Rochester, N.Y. —
A big job is nearly finished at Maplewood Cemetery in Henrietta, where,
since 2006, the Maplewood Cemetery Association (MCA) has been hard at work
on the first major expansion effort to take land that it already owned and
convert it to something to keep the cemetery viable.
Room for over 900 new graves has been added to the historic cemetery. The
new section —phase one of three— will open in June.
"It was more than just finding someone to bring in dirt," Gary Stockmaster,
Director of the MCA, said about the lengthy process of converting the land.
Though the association already owned the property, it was covered in trees,
scrub brush, and drainage from buildings that had been erected along Middle
Road since the cemetery was incorporated.

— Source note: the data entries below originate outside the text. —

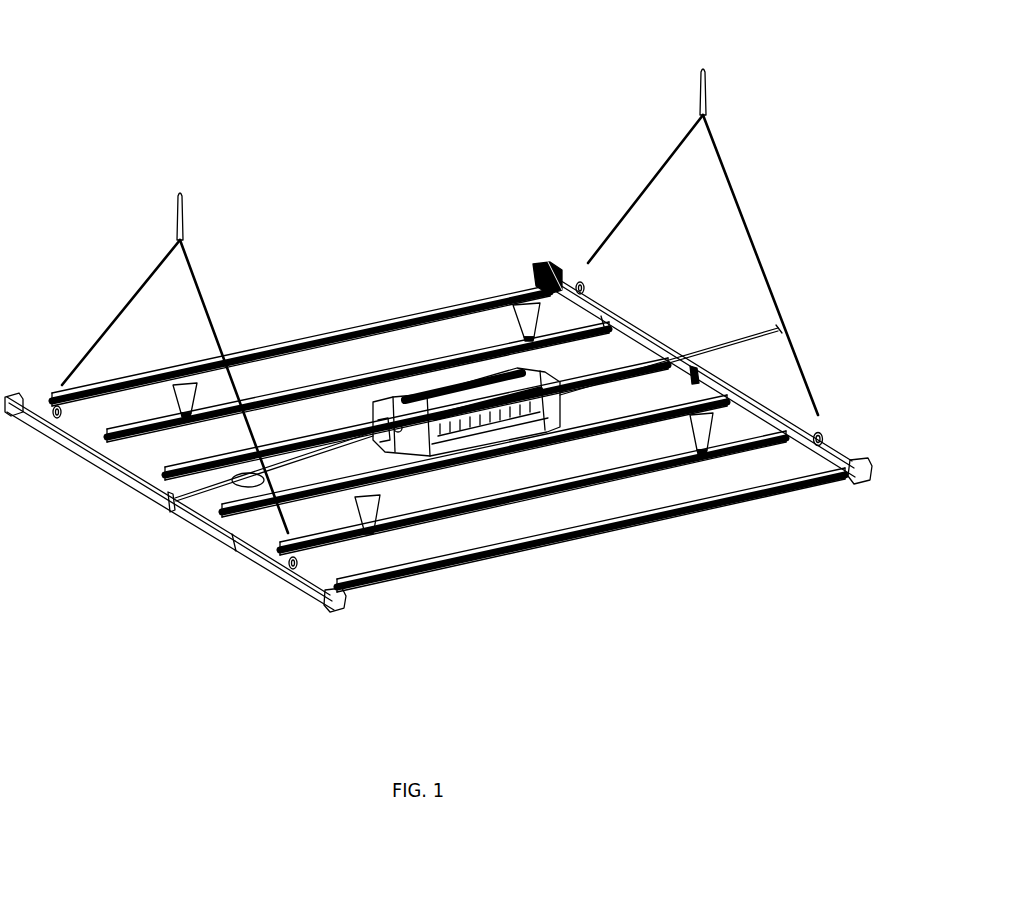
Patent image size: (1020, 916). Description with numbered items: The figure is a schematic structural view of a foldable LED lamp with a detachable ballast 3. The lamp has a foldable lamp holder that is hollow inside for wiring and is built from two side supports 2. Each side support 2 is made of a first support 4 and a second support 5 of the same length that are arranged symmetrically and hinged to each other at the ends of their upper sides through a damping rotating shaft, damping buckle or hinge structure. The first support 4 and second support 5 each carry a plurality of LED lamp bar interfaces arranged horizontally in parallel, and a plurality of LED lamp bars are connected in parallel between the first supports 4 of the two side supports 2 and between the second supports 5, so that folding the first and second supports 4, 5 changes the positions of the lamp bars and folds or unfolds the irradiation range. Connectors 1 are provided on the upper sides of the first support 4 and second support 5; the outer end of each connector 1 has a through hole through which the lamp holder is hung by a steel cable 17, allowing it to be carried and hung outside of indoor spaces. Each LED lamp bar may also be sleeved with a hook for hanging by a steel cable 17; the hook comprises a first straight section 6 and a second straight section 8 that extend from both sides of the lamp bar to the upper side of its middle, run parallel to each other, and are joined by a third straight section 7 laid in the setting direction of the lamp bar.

The connector 1 is at (824, 440).
The side support 2 is at (342, 610).
The ballast 3 is at (535, 450).
The first support 4 is at (277, 583).
The second support 5 is at (113, 477).
The first straight section 6 is at (527, 282).
The third straight section 7 is at (527, 268).
The second straight section 8 is at (560, 268).
The steel cable 17 is at (137, 287).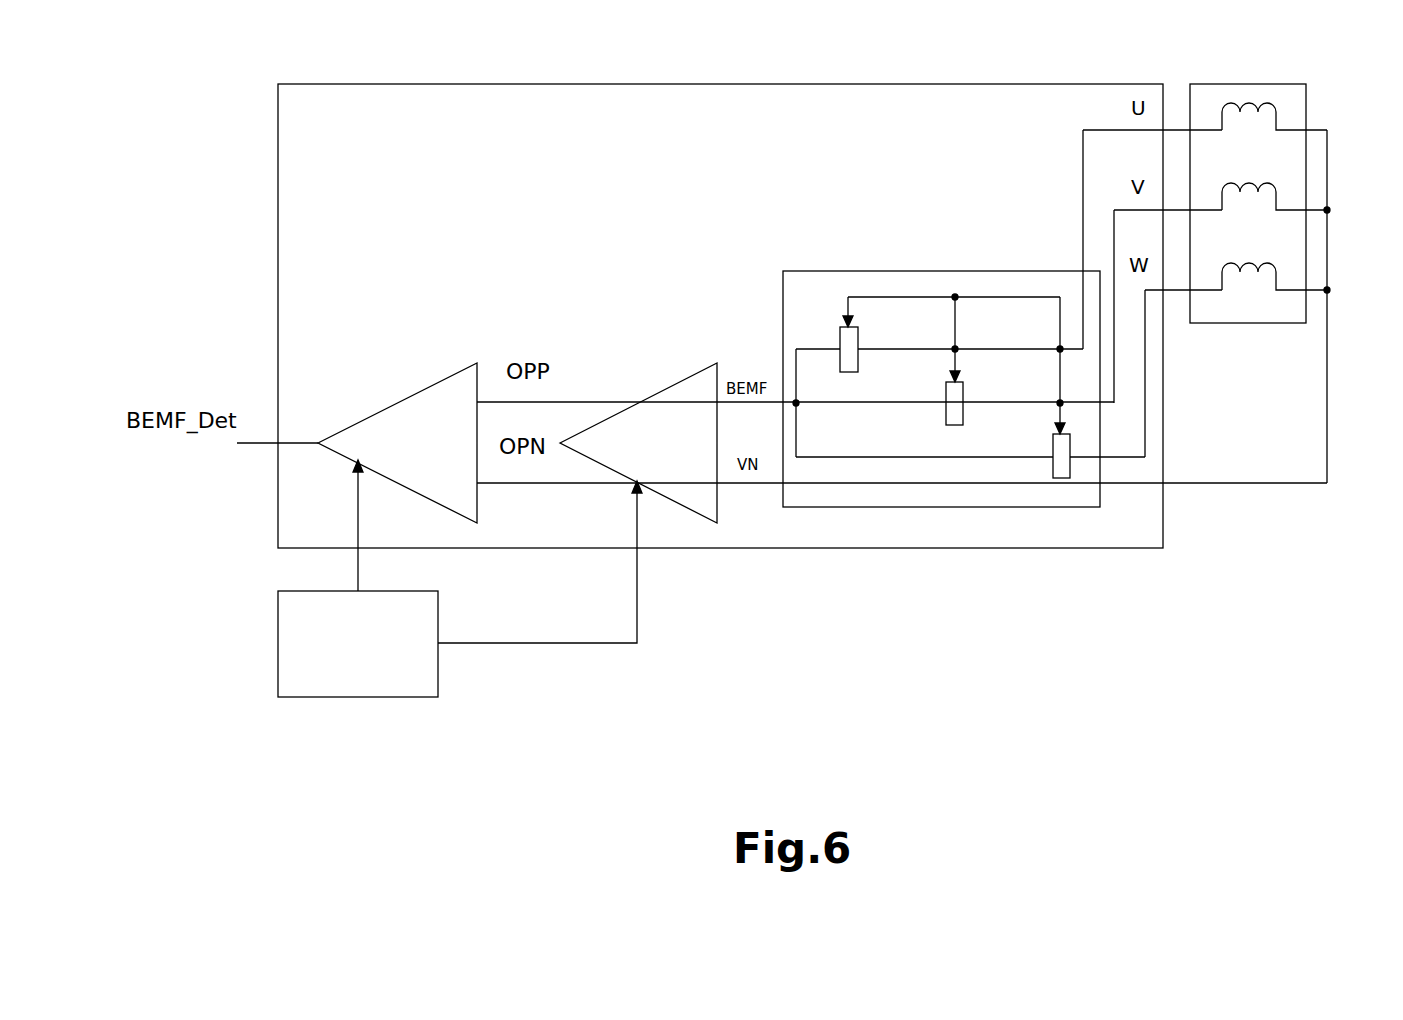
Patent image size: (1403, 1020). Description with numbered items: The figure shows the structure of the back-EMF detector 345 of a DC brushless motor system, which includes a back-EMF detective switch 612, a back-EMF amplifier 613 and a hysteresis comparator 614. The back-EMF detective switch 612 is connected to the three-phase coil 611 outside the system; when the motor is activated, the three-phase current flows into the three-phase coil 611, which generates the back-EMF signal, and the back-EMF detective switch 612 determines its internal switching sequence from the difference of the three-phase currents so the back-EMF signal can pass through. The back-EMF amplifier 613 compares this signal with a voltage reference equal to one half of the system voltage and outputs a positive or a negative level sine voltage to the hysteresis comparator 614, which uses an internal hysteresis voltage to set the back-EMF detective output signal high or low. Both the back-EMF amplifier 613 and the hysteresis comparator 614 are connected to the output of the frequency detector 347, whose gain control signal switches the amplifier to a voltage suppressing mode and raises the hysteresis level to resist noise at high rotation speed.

The BEMF detector 345 is at (366, 154).
The frequency detector 347 is at (460, 605).
The three-phase coil 611 is at (1230, 251).
The BEMF detective switch 612 is at (930, 270).
The BEMF amplifier 613 is at (672, 383).
The hysteresis comparator 614 is at (435, 383).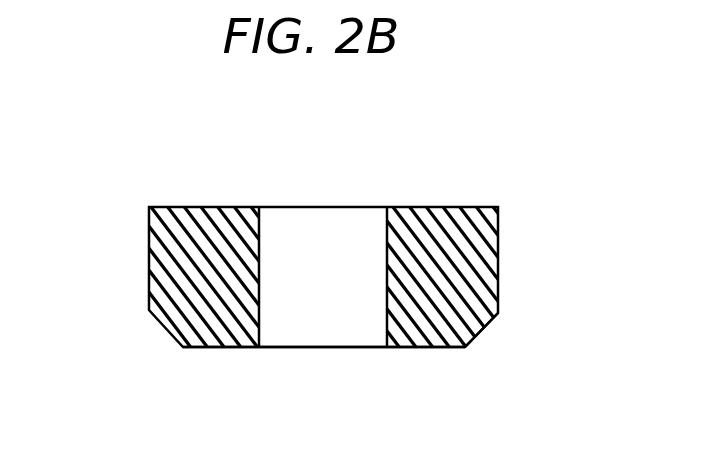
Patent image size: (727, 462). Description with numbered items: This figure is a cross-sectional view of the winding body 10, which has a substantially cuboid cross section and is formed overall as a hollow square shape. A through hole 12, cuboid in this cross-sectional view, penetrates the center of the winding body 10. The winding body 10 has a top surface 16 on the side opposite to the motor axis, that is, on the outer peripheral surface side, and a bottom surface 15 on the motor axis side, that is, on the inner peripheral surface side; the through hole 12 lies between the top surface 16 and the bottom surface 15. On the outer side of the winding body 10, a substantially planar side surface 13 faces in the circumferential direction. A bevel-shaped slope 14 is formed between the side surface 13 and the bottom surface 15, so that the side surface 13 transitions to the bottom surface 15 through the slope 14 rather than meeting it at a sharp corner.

"It was really a mess," He said. "We weren't sure we were going to be able
to recover it at first."
Before recovery could begin, the association needed to obtain the necessary
permits from the state Department of Environmental Conservation — a process
Stockmaster said was the most difficult part of the expansion. Much of the
land — including some with 100-year-old graves on it— had been reclassified
as unusable wetland after the cemetery was opened, and it took the MCA two
years to get permission to use it.
"They seemed to have forgotten they were talking to a cemetery," Stockmaster
said. "As soon as you put the question to them directly —'Really, you want
to move someone who got buried there in the 1800s?'— they said 'Let's not be
rash.'"
A new road was built through the land in 2009 and paved in 2012, and new
lawns, trees, and gardens were installed on the property. The expansion also
includes the first new cremation area in the cemetery since its opening.
While Stockmaster estimates the next sections of the newly-opened area won't
need to be surveyed for up to 10 years, an Eagle Scout project will begin
this month to beautify Phase II land.
"We are open and ready for several decades to come," he said.